Fig. 3. Increased DNMT3A occupancy and DNA methylation at the Fasn promoter in the late fed state are dependent on both SHP and FGF15/19.

a–c Mice were treated with vehicle or FGF19 for 2 h after fasting overnight. a Interaction of SHP with DNMTs in liver extracts determined by CoIP. b Occupancy of DNMTs at Fasn and Cyp7a1 determined by ChIP. c Occupancy of DNMT3A at the Fasn and Cyp7a1 determined by ChIP in SHP-KO or C57BL/6 mice. d FGF15-KO mice or littermates were fed normal chow for 3 h (fd) after fasting overnight (fs). Interaction of DNMT3A and SHP in liver extracts determined by CoIP (left). Input SHP in the liver determined by IB of 1% of the liver extract used for the CoIP assays (right). Tissues from 3 mice were pooled for each sample and the experiment was done twice. e–f C57BL/6 mice were fed normal chow for 3 h (fd) after fasting overnight (fs) and in (f) were fasted again overnight. e DNA methylation at specific sites of Fasn promoter determined by bisulfite sequencing. f DNA methylation at the Fasn, Cyp7a1, and Esr1 promoters determined by MeDIP. g FGF15-KO mice or littermates were fed normal chow for 3 h (fd) after fasting overnight (fs).
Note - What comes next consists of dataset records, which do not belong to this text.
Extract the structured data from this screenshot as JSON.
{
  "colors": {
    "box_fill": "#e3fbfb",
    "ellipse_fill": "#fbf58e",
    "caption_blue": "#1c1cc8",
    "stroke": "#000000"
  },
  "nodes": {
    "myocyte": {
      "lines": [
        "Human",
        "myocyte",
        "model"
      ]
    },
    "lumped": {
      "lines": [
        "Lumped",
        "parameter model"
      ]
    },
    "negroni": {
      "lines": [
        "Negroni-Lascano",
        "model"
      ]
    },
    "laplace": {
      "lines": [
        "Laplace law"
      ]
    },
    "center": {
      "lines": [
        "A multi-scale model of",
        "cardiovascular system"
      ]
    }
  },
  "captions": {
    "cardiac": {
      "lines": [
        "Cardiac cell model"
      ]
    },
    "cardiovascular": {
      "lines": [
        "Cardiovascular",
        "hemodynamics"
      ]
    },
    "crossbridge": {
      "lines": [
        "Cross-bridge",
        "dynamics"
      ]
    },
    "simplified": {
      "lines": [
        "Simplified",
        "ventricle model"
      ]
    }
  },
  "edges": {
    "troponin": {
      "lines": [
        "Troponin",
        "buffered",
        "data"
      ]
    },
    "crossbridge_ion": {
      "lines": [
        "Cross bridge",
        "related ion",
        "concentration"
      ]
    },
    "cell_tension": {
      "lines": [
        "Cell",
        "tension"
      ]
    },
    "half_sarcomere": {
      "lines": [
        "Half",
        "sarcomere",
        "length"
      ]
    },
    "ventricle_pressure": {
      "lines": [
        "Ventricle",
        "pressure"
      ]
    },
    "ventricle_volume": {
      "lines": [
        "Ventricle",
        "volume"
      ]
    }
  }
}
DNA methylation at Fasn and Cyp7a1 determined by MeDIP. b, c, e, f, g Mean values ± SD are plotted (b, n = 3 mice; c, e, f, g, n = 5 mice). Statistical significance was determined by (b, c, f, g) two-way ANOVA with Tukey post-test or (e) two-tailed Student’s t test. *P < 0.05, **P < 0.01, ns, statistically not significant.